Hundreds of contracts are handed out to restricted and unrestricted free agents every summer. The starting point for all of those negotiations revolves around scoring rates. So, what happens when scoring rates are misleading?
This is a critical focus area for any general manager wading through contract talks. Point totals – as simplistic as they are – tend to be one of the more robust measures we have of individual talent and impact on the game, and that’s particularly true for forwards. The more an attacker is involved in the run of play, the higher the likelihood of him accumulating points. Since point scoring is a repeatable talent (i.e., we tend to see strong scorers repeat as strong scorers in subsequent years, and the opposite holds true for weak scorers), it makes sense to heavily consider scoring rates when evaluating contracts.

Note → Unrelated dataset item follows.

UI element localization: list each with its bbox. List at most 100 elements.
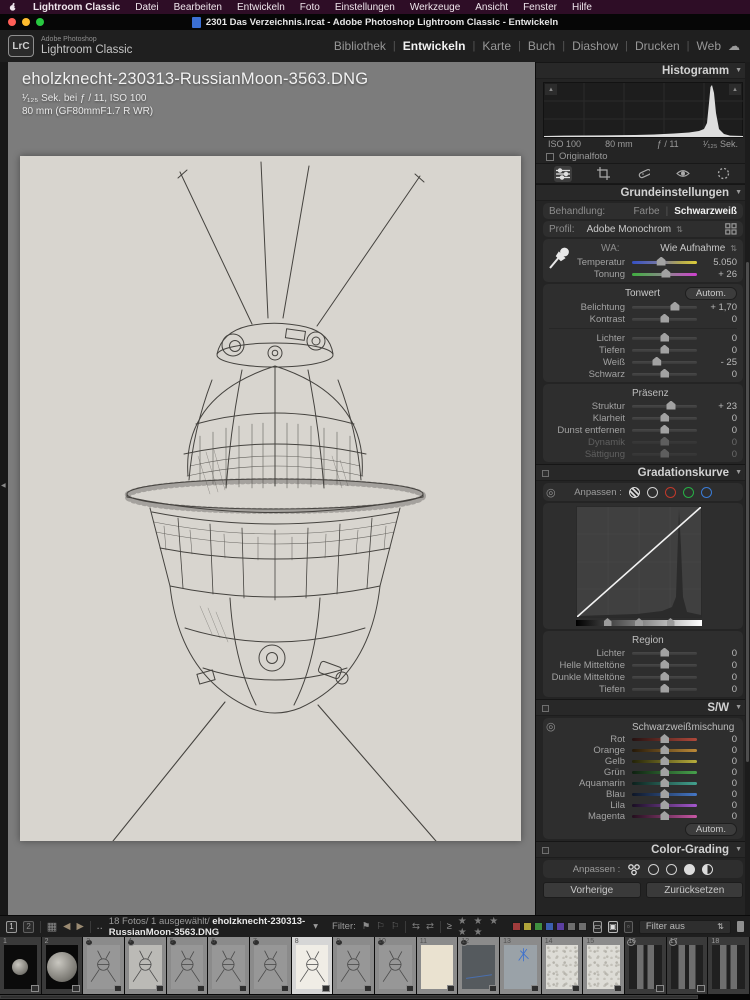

But there are issues. All points, by the literal definition, are equal. One goal is equivalent to one primary assist and one secondary assist. But behaviourally we know this is false. Goals and primary assists are strong indicators of positive offensive impact; secondary assists tend to be extremely noisy and often regress heavily in future periods. Another way of saying this: If you are considering scoring when it comes to a player’s next contract, you probably want to deal in the world of primary points, and not all points.
Not every goal will have a secondary assist allocated, which certainly helps trim some of the noise. But there are still enough secondary assists out there to have quite an impact on a player’s total scoring rates.
Let’s look at the top side of this piece first – the players who most greatly benefited from accumulating secondary assists in bunches. The below table shows all forwards (minimum 25 goals scored while on the ice) based on their primary point percentage, their total point percentage and their secondary assist point percentage. Keep in mind that the average attacker gets points on any goal-scoring sequence about 60 per cent of the time and is credited with the secondary assist about 15 per cent of the time. The more north you get of both, the more likely you benefited from randomness.
Some of the percentages at the highest end of the spectrum seem hard to believe. Henrik Sedin picked up points on 80 per cent of the goals Vancouver scored while he was on the ice in his final season, which is substantially higher than league average. But the number that’s harder to believe is the secondary assist piece. Of Sedin’s 25 5-on-5 points, 16 of those were secondary assists. That’s about 10 more than we would expect in normal circumstances.
Sedin’s name is a bit less interesting since he retired at year’s end, but thankfully there are a number of players to take a look at. David Perron – who signed a lucrative four-year, $16-milllion dollar contract with St. Louis this summer – is probably at the top of my list. Perron had points on 80 per cent of Vegas’ goals while on the ice, which is already high. But he also had the secondary assist on 27 per cent of those – about double what we would consider normal. Perron seems like a fine playmaker, but I think it’s fair to conclude that last year was kind by about seven assists, and again, that’s just at 5-on-5.
Secondary assists being noisy cuts both ways, though. So long as we are lumping all of these counting measures together, we need to look at the guys who didn’t get any luck by way of secondary assists. These guys are going to be well below that 15 per cent number.
This table is a bit more interesting because there are so many impact players populating the leaderboard. Pittsburgh’s Patric Hornqvist is fascinating – he’s not a primary scoring option on such a loaded Penguins team, but the fact that the guy had one secondary assist in nearly 1,000 minutes and 39 Pittsburgh goals is insane. Even a player with a defined role like Hornqvist shouldn’t be getting this unlucky, and last year was surely an outlier. Over the last four seasons, Hornqvist has accumulated the following secondary assist totals per-60 minutes of play: 0.49, 0.60, 0.34, and 0.07. It is a massive outlier.
The most ironic inclusion on this list though would surely be Philadelphia’s Sean Couturier. He managed to pick up just six secondary assists on 76 Flyers goals, which cost him about seven 5-on-5 points in the season (that number, it should be noted, is the largest “loss” for any regular skater in the league). It’s amazing to think that a player like Couturier – who nearly doubled his point total year-over-year and easily had his most productive offensive season since entering the league – could have been simultaneously unlucky, but that appears to be the case.
Secondary assists are just one data point, but a critical one to keep in mind when analyzing a player’s true production. There is no doubt at this point that they are a mostly random attribution that aren’t reflective of a player’s true offensive impact, but somehow continue to get lumped into point totals – the same point totals that can drive how much a front office may or may not be willing to pay for a player in the future.